Challenges for the prosecution

  • Accurate Forensics: SIT believes that the two guns were used for all four murders. On the day of the murder, the gang carried two guns. In Pansare’s killing both guns were used. In Gauri, Kalburgi, Dhabolkar killing, one gun was used, but the second gun was present at the crime scene. According to SIT, the weapons seized by ATS in Mumbai consist of these two guns. SIT must first ascertain where the weapons are, whether they have been destroyed, seek custody of the weapon and send it to forensic laboratory for tests.
  • Rule of law: Several of the accused have alleged police torture, assault by the SIT teams, and forced confession.

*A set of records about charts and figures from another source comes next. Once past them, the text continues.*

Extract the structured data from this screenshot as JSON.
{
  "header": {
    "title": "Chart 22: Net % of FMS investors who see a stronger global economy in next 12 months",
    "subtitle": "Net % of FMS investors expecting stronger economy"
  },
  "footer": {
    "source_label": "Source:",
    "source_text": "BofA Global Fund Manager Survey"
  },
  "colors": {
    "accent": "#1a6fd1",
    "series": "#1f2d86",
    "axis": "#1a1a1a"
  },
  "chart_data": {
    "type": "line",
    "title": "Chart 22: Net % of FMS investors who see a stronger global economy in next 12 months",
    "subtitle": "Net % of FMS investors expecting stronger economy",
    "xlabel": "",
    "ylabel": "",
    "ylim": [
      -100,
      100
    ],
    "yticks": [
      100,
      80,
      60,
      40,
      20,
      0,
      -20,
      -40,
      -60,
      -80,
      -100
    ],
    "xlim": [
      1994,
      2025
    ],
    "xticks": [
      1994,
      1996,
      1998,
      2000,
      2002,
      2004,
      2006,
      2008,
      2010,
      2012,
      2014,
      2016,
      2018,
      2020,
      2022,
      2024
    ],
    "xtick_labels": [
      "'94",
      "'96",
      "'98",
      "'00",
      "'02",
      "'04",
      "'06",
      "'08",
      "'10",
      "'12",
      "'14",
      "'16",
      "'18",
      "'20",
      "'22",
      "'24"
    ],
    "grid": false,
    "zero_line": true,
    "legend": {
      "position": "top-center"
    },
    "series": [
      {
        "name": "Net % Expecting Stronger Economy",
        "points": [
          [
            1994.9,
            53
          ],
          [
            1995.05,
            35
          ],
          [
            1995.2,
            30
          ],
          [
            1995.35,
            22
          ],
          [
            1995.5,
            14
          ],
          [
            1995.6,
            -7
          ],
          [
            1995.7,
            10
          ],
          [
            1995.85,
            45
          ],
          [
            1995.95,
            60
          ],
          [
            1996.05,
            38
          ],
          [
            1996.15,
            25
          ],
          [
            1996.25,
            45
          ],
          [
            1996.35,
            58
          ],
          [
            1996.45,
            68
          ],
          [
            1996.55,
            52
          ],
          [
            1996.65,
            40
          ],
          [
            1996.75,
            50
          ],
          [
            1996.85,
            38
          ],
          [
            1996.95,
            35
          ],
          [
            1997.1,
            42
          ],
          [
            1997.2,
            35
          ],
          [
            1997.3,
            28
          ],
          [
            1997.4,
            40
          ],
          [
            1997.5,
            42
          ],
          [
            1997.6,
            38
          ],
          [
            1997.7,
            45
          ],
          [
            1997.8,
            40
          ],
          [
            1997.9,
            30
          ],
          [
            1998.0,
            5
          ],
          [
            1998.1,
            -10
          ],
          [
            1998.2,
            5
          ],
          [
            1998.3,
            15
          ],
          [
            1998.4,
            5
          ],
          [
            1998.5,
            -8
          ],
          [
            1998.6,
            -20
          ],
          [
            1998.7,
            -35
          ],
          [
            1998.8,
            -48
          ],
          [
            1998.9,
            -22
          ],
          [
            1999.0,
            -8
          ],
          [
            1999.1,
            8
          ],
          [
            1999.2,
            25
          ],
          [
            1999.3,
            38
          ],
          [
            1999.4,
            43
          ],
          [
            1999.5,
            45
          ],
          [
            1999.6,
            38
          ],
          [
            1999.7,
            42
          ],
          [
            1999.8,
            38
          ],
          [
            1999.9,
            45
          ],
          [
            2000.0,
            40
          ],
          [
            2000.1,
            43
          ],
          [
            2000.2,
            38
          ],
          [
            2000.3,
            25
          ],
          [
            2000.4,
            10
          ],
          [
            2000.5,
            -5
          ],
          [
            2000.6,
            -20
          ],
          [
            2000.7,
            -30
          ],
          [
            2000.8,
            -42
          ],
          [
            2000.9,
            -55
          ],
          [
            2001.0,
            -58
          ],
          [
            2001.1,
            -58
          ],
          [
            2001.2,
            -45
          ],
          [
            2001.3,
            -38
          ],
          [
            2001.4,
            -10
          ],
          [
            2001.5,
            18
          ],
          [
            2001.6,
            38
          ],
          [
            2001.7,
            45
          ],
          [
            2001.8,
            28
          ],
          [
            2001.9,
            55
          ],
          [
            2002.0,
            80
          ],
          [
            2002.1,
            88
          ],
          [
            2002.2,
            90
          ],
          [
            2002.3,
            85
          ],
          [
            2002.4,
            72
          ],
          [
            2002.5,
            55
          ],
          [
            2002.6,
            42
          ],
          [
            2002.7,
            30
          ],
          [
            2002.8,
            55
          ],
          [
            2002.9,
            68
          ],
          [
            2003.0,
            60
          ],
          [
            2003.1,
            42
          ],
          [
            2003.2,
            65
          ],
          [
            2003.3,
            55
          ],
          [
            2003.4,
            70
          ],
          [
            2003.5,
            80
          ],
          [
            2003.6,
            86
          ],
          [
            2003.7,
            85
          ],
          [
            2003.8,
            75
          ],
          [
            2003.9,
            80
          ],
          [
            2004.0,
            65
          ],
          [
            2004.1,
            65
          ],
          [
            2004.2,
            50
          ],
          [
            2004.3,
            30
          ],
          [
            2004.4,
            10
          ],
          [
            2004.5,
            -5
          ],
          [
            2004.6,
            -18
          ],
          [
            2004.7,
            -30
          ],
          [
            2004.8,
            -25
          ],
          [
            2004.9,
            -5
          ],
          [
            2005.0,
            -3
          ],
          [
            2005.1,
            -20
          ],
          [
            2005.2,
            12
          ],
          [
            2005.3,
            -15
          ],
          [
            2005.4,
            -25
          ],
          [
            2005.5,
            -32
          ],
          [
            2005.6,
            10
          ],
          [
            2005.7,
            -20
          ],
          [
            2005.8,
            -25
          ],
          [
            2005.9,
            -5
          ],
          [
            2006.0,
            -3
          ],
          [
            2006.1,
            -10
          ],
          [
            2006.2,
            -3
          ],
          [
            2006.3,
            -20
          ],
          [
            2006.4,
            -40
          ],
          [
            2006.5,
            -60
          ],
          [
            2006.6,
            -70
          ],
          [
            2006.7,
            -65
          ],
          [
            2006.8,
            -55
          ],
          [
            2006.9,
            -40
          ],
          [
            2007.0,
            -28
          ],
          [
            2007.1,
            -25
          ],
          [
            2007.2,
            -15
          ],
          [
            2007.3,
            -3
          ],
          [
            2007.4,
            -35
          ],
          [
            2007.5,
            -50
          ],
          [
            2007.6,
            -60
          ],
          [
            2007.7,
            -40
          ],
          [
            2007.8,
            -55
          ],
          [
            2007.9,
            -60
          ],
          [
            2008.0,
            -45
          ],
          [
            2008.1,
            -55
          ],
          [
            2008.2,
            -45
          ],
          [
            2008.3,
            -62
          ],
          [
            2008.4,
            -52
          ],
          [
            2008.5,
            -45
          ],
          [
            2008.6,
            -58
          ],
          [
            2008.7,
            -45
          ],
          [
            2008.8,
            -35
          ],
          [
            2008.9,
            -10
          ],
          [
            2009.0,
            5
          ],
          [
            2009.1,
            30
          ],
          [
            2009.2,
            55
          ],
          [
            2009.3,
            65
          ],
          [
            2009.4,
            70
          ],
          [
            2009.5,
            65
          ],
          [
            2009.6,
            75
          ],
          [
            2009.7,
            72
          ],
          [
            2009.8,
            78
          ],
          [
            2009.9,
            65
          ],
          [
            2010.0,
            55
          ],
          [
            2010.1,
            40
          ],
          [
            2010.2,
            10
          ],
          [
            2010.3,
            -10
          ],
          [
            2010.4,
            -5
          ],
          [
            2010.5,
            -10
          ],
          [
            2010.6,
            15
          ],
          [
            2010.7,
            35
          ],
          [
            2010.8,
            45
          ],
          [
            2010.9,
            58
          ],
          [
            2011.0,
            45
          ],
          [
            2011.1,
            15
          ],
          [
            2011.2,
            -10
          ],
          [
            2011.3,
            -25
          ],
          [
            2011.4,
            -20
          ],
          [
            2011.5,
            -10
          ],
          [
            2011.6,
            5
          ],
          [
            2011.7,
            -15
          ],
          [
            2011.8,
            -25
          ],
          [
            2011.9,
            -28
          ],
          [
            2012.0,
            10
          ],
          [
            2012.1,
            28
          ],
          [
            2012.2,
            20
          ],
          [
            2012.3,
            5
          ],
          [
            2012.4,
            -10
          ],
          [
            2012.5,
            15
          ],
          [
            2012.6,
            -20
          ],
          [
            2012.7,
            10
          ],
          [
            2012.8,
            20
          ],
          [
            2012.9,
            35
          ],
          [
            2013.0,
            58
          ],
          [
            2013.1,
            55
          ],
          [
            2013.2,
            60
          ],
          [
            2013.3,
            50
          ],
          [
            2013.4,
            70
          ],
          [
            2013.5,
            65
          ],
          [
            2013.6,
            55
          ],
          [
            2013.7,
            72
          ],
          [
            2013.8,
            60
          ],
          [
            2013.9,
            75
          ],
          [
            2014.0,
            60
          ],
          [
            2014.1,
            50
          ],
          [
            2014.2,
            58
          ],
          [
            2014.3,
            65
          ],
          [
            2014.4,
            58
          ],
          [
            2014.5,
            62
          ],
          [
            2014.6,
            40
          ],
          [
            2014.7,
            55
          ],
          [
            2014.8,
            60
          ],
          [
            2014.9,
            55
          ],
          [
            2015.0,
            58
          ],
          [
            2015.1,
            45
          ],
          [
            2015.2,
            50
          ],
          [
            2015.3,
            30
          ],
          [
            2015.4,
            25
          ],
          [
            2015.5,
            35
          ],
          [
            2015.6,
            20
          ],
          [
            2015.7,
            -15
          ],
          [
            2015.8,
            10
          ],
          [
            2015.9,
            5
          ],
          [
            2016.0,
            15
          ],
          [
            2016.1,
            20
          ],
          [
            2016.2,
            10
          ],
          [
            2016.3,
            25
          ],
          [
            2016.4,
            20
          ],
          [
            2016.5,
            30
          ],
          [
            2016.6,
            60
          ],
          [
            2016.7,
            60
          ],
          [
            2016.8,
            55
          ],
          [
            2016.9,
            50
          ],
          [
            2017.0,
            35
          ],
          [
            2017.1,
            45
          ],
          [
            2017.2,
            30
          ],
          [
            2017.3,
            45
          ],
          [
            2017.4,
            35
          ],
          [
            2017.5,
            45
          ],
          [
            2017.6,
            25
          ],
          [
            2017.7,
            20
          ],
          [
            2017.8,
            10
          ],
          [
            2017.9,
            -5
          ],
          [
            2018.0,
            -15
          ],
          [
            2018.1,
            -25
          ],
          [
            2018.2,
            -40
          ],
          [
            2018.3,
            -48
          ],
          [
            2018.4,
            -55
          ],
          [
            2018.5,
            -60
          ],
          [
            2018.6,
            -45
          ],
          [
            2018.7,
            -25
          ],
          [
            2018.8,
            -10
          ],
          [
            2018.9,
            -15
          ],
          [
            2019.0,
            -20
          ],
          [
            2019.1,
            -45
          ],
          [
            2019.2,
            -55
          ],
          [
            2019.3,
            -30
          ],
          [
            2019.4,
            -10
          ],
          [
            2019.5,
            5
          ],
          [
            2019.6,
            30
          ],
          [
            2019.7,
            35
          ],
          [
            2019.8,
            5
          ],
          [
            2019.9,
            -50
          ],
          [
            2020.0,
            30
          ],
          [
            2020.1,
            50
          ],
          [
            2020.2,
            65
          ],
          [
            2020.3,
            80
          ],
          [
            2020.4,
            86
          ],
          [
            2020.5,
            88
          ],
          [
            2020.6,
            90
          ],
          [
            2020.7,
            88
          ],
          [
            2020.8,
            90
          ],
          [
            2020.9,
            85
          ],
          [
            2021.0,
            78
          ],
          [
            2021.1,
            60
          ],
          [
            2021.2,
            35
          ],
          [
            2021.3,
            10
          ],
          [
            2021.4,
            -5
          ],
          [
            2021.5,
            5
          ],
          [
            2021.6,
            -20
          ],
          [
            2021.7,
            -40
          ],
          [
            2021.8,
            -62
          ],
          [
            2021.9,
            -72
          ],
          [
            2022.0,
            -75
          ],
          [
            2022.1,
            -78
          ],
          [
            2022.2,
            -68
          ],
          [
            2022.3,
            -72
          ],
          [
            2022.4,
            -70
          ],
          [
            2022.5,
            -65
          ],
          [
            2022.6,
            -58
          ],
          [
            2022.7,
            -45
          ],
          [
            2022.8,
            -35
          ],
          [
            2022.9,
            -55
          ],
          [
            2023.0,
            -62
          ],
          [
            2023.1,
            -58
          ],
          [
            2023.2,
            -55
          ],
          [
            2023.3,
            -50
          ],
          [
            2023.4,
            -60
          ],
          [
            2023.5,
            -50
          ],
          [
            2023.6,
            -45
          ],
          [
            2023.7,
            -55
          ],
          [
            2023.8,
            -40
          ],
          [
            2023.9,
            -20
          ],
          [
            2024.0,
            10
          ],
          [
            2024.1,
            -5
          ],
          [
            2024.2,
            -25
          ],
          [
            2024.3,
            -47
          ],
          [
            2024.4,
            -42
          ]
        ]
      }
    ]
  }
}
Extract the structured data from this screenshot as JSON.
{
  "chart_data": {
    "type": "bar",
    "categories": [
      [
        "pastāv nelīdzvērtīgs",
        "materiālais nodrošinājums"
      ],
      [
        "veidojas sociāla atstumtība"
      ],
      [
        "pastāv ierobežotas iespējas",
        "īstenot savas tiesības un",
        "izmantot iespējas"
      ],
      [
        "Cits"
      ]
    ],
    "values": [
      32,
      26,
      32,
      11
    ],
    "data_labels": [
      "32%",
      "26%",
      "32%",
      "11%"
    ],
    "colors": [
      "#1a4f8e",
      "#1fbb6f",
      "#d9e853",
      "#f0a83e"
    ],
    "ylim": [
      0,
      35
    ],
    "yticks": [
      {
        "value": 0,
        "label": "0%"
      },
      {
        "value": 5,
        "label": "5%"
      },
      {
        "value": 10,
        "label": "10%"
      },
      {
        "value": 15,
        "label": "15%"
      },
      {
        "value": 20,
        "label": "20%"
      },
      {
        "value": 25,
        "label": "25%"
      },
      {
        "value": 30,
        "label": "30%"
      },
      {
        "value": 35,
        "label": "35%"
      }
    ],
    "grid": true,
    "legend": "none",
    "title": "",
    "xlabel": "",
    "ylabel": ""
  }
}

  • Procedural lapses: The main accused (AmolKale, Suchith Kumar, Amit Degwekar and Manohar Edave) have filed a petition against four magistrates of the Additional Chief Metropolitan Magistrate (ACMM) courts who presided over the proceedings of the cases and alleged lapses on their part in following the Supreme Court guidelines. They have been accused of dereliction of duty and acting with a strong bias against the accused. The petitioners have claimed that as per law, the magistrates should have referred their clients to the district medical officer for physical examination and medical treatment since they had alleged physical torture before them in open court. However, the accused alleged that these magistrates did not record it in the order in violation of their official responsibility. The writ petition was filed on June 22.

Impunity for crimes against journalists can be dented only when due process is followed diligently and with rigour, from the stage of police investigation, forensics, charge-sheeting and subsequent trial. Any procedural or substantive lapses; use of force or misuse of authority by police, investigation officers, special teams or jail officials; political interests; subversion by anti-social elements or bowing to pressure, can jeopardise the case and subvert the interests of justice. The Gauri Lankesh murder case is being closely watched, as it could set a benchmark in uncovering larger political conspiracies to silence dissent and uncomfortable opinions, and pinning accountability on the perpetrators, whatever be their political hue.